Звуки вступления к песне разнеслись по гарнизону, многократно усиленные мощными динамиками. Музыка хорошо была слышна и в кишлаке, рядом с которым находилась часть, что не только не беспокоило, но даже нравилось местным жителям-узбекам, выжатым каторжным трудом на хлопчатниках. В радиоузле хранились пластинки с записями песен, популярных в пятидесятые – семидесятые годы, их «крутили» по вечерам и целыми днями в праздники и воскресные дни, чтобы хоть как-то отделить себя от серых армейских будней.

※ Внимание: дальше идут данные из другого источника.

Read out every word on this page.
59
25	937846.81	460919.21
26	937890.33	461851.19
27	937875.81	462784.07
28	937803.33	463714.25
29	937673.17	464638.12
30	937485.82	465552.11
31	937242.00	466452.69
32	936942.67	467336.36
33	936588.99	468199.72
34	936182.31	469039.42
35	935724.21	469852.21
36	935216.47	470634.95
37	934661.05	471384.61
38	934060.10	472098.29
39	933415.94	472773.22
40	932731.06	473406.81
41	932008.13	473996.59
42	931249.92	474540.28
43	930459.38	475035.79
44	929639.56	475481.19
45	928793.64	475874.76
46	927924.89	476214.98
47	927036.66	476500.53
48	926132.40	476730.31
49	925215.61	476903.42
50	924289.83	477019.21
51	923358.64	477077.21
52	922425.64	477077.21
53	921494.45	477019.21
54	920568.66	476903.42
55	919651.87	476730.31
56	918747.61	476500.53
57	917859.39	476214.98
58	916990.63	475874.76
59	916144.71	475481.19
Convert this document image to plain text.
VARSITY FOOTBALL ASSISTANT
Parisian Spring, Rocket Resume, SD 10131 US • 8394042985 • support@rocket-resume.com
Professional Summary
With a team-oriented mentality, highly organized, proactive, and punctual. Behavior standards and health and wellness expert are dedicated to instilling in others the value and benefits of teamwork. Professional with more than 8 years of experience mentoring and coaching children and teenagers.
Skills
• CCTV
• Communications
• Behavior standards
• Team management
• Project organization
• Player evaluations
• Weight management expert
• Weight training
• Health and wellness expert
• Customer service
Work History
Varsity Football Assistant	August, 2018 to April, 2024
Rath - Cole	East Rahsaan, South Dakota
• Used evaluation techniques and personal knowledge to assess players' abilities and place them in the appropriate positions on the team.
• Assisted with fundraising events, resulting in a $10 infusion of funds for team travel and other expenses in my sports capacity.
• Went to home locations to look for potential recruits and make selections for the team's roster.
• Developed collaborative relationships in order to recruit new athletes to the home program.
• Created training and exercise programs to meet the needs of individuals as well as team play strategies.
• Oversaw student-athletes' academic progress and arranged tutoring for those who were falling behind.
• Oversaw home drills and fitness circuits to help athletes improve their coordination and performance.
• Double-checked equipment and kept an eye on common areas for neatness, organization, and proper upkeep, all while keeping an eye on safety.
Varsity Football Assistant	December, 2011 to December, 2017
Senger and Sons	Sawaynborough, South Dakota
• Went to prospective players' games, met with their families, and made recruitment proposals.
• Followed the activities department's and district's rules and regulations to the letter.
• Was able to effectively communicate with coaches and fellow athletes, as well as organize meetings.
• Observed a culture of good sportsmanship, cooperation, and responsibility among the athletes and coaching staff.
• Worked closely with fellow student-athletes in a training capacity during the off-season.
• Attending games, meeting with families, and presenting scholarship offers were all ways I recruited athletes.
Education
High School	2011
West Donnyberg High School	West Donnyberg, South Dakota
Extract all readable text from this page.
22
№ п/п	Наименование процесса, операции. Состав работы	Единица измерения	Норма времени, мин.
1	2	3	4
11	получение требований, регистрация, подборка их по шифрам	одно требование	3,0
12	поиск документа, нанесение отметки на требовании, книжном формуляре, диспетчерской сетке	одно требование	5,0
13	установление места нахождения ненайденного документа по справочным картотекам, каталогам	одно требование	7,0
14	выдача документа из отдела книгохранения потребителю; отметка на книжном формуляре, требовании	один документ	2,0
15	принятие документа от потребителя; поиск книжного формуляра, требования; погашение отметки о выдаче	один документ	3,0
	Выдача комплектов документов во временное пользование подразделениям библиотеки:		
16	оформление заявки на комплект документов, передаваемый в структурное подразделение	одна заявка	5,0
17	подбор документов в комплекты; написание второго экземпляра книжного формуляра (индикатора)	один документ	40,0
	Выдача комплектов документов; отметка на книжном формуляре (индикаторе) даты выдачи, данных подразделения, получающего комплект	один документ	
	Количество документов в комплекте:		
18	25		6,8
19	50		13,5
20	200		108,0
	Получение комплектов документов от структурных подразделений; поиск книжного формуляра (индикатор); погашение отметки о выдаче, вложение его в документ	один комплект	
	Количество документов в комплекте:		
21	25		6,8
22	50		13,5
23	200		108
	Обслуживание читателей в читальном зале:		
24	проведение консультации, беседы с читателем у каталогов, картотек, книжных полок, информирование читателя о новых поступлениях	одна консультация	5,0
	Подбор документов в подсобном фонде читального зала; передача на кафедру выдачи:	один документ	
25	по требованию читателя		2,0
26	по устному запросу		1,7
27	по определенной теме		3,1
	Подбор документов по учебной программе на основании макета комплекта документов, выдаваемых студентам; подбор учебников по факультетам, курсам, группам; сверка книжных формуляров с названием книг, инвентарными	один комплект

Дубов проводил взглядом роту солдат, строем прошагавших в столовую на ужин. Воскресенье. У офицеров вечеринка с танцами, у солдат киношка в клубе, а потом отбой с короткими посиделками в курилке.
Ах, Нина, Нина... Когда она уехала, два года назад, Дубов от тоски и отчаяния подал рапорт об отправке в Афган. Смерти искал. Или награды. Или повышения. Может, вернулась бы?!
Просьбу удовлетворили почти мгновенно. Смерть обошла, повышение получил, награду тоже, но вот Нина не вернулась. Да и не вернется теперь уже никогда.
Дубов поправил пустой левый рукав гимнастерки и отправился в солдатскую курилку. Любил по вечерам перед отбоем поговорить с мальчишками. По-своему подготавливая их к тому, с чем придется скоро столкнуться каждому из них. Да и... какие ему теперь танцы?!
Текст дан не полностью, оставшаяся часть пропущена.